The effects of palmitoyl-lysophosphatidylcholine (LPC) were studied on the cellular electrical activity of rabbit heart preparations. LPC (100 mumol/l) caused a considerable enhancement of the automaticity of the SA nodal and Purkinje fibers and frequently induced irregular firing in both supraventricular (SA node, atrium, AV junction) and ventricular (Purkinje fibers, papillary muscle) myocardial regions. The 'automatotropic' and arrhythmogenic effects of LPC were accompanied by a lengthening of the atrioventricular conduction time. In ventricular muscle fibers LPC (100 mumol/l) decreased the resting potential (RP), the maximum rate of depolarization (Vmax) and the amplitude (APA) and duration (APD) of the action potential, and often evoked action potentials of 'slow response' type.
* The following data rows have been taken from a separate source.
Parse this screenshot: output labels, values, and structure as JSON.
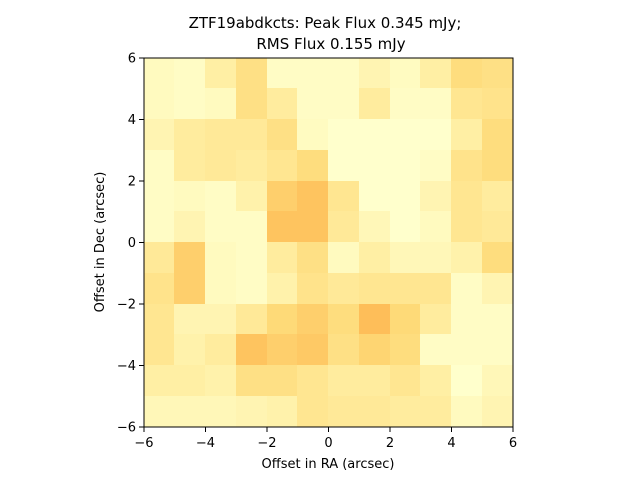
{
  "chart_data": {
    "type": "heatmap",
    "title_line1": "ZTF19abdkcts: Peak Flux 0.345 mJy;",
    "title_line2": "RMS Flux 0.155 mJy",
    "xlabel": "Offset in RA (arcsec)",
    "ylabel": "Offset in Dec (arcsec)",
    "xlim": [
      -6,
      6
    ],
    "ylim": [
      -6,
      6
    ],
    "xticks": [
      -6,
      -4,
      -2,
      0,
      2,
      4,
      6
    ],
    "yticks": [
      -6,
      -4,
      -2,
      0,
      2,
      4,
      6
    ],
    "xtick_labels": [
      "−6",
      "−4",
      "−2",
      "0",
      "2",
      "4",
      "6"
    ],
    "ytick_labels": [
      "−6",
      "−4",
      "−2",
      "0",
      "2",
      "4",
      "6"
    ],
    "grid": false,
    "colormap": [
      "#ffffcc",
      "#ffeda0",
      "#fed976",
      "#feb24c"
    ],
    "rows_top_to_bottom": [
      [
        0.1,
        0.05,
        0.3,
        0.55,
        0.05,
        0.05,
        0.05,
        0.2,
        0.08,
        0.3,
        0.6,
        0.55
      ],
      [
        0.1,
        0.05,
        0.1,
        0.55,
        0.35,
        0.05,
        0.05,
        0.35,
        0.05,
        0.05,
        0.45,
        0.5
      ],
      [
        0.2,
        0.35,
        0.4,
        0.4,
        0.55,
        0.08,
        0.0,
        0.0,
        0.0,
        0.0,
        0.3,
        0.6
      ],
      [
        0.05,
        0.35,
        0.4,
        0.35,
        0.45,
        0.6,
        0.0,
        0.0,
        0.0,
        0.05,
        0.5,
        0.6
      ],
      [
        0.05,
        0.1,
        0.05,
        0.25,
        0.75,
        0.85,
        0.45,
        0.0,
        0.0,
        0.2,
        0.45,
        0.35
      ],
      [
        0.05,
        0.2,
        0.05,
        0.05,
        0.85,
        0.85,
        0.4,
        0.15,
        0.0,
        0.1,
        0.45,
        0.4
      ],
      [
        0.4,
        0.75,
        0.1,
        0.05,
        0.35,
        0.55,
        0.1,
        0.3,
        0.15,
        0.15,
        0.25,
        0.6
      ],
      [
        0.5,
        0.75,
        0.1,
        0.05,
        0.25,
        0.5,
        0.4,
        0.45,
        0.45,
        0.45,
        0.05,
        0.2
      ],
      [
        0.45,
        0.2,
        0.2,
        0.4,
        0.65,
        0.75,
        0.6,
        0.9,
        0.65,
        0.35,
        0.05,
        0.05
      ],
      [
        0.45,
        0.25,
        0.35,
        0.85,
        0.75,
        0.8,
        0.55,
        0.7,
        0.6,
        0.05,
        0.05,
        0.05
      ],
      [
        0.3,
        0.3,
        0.25,
        0.55,
        0.55,
        0.45,
        0.35,
        0.35,
        0.45,
        0.3,
        0.0,
        0.15
      ],
      [
        0.15,
        0.15,
        0.15,
        0.2,
        0.25,
        0.45,
        0.4,
        0.4,
        0.35,
        0.35,
        0.1,
        0.2
      ]
    ]
  }
}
In atrial muscle cells, 100 mumol/l LPC was capable of inducing hyperpolarization, with concomitant increases in RP, Vmax, APA and APD; higher concentrations (300 and 600 mumol/l) of LPC resulted in decreases in RP, Vmax, APA and APD, i.e. phenomena similar to those observed with 100 mumol/l LPC in the ventricular myocardium. The results seem to support the assumption that lysolipids accumulating in the ischaemic myocardium may play a pathogenetic role in the development of both supraventricular and ventricular dysrhythmias accompanying coronary artery occlusion.